Request for phone code during police search not unfair
An occupier of a house being searched under a warrant, who has not been arrested, does not require to be given access to legal advice before responding to a request from the police to provide a PIN or password for electronic devices found during the search, the Criminal Appeal Court has held.
Lord Justice General Carloway, Lord Pentland and Lord Matthews gave the decision in refusing an appeal by Barry McLean against a sheriff's decision to repel an objection to evidence of images found on a Samsung phone being led at the appellant's trial.
Police had obtained a warrant to search the house occupied by the appellant and others, on a narrative of suspected offences under the Civic Government (Scotland) Act 1982. Officers attending at the house included two from the cybercrime unit, whose task was to triage any electronic devices found, i.e. decide whether they should be retained, or if no incriminating material was found, to return them to their owner.
The appellant and two others present were cautioned. The search proceeded and the phone was found under his bed. He admitted it was his. He was asked for the PIN and provided it. Graphic moving images of child abuse were found on it. The police retained the phone. The sheriff found that provision of the PIN had not been critical to the inquiry and the cybercrime unit could probably have got past its security.
The basis for the objection, and the argument on appeal, was that the appellant had been a suspect, had not been free to leave the premises, and was being questioned with a view to eliciting an incriminating reply. In these circumstances, he had been entitled to access to legal advice.
Giving the opinion of the court, Lord Carloway said that the Criminal Justice (Scotland) Act 2016, s 44 made it clear that the point at which a suspect is entitled to access to legal advice is when that person is “in police custody”; i.e. after their arrest. "There is no right to be informed of any right to access legal advice unless a person is in police custody.

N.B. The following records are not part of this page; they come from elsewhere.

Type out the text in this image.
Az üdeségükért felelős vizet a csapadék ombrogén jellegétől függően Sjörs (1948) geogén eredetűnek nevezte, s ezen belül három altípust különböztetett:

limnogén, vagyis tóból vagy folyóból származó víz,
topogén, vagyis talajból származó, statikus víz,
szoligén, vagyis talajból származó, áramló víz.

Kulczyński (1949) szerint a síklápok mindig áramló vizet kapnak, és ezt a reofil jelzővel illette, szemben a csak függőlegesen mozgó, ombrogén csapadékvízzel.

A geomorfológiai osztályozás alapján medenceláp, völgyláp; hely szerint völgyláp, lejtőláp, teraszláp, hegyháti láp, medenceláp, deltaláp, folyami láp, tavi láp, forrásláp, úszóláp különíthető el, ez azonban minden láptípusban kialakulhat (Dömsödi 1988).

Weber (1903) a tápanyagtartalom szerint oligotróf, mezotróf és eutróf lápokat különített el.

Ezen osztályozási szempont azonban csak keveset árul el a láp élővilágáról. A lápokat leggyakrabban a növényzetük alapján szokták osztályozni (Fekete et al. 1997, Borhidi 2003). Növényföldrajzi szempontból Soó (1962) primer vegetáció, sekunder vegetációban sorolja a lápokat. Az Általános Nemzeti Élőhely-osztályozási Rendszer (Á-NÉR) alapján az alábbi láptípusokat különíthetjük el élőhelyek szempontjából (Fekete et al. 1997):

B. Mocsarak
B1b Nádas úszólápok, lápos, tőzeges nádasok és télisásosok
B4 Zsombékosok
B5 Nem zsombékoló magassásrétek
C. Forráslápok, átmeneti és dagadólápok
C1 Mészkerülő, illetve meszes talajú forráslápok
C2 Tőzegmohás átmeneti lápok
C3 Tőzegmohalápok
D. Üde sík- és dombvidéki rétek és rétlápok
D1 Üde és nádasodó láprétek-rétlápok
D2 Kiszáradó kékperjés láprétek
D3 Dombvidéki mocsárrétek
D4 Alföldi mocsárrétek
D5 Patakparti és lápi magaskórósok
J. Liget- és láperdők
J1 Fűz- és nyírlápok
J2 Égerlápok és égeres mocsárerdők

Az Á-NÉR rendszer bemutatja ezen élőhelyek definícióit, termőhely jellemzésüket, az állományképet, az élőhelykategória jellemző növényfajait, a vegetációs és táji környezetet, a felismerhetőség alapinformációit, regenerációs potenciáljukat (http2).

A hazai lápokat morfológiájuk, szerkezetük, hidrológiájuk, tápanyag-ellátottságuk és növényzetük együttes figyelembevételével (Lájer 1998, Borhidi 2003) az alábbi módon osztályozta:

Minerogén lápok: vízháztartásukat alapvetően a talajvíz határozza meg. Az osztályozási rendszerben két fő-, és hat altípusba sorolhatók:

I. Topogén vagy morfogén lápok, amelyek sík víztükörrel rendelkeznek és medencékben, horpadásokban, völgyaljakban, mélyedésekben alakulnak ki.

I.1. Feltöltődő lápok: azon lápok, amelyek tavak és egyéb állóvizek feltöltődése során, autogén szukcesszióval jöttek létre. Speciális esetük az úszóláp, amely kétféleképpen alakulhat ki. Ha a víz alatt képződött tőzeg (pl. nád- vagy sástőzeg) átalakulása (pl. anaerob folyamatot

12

A suspect who is not in custody, and who is thus at liberty, is already able to access that advice."
After noting that while the appellant was a suspect in a general sense, he could not have been charged without evidence of possession of the relevant images, he continued: "The police are entitled to make requests outwith the confines of the police office which are designed, not to elicit an incriminating reply to a charge, but to progress their inquiries. In the context of a search under warrant, that will include being able to ask persons to open lockfast places or to provide the necessary keys or combinations to do so or, as in this case, to provide PINs or pass codes to enable access to devices which fall within the scope of the search warrant."
If legal advice had been obtained, it would likely have been that if the appellant did not provide the PIN, the phone would be seized and its security probably be overcome at the laboratory, failing which a notice might have been served to require disclosure of the PIN. "In these circumstance, the court is not persuaded that the result of obtaining legal advice would have been that the images would not have been recovered. In the event, none of this arises since the appellant volunteered his PIN when he was not under any coercive circumstances."
No unfairness arose and the appeal was refused.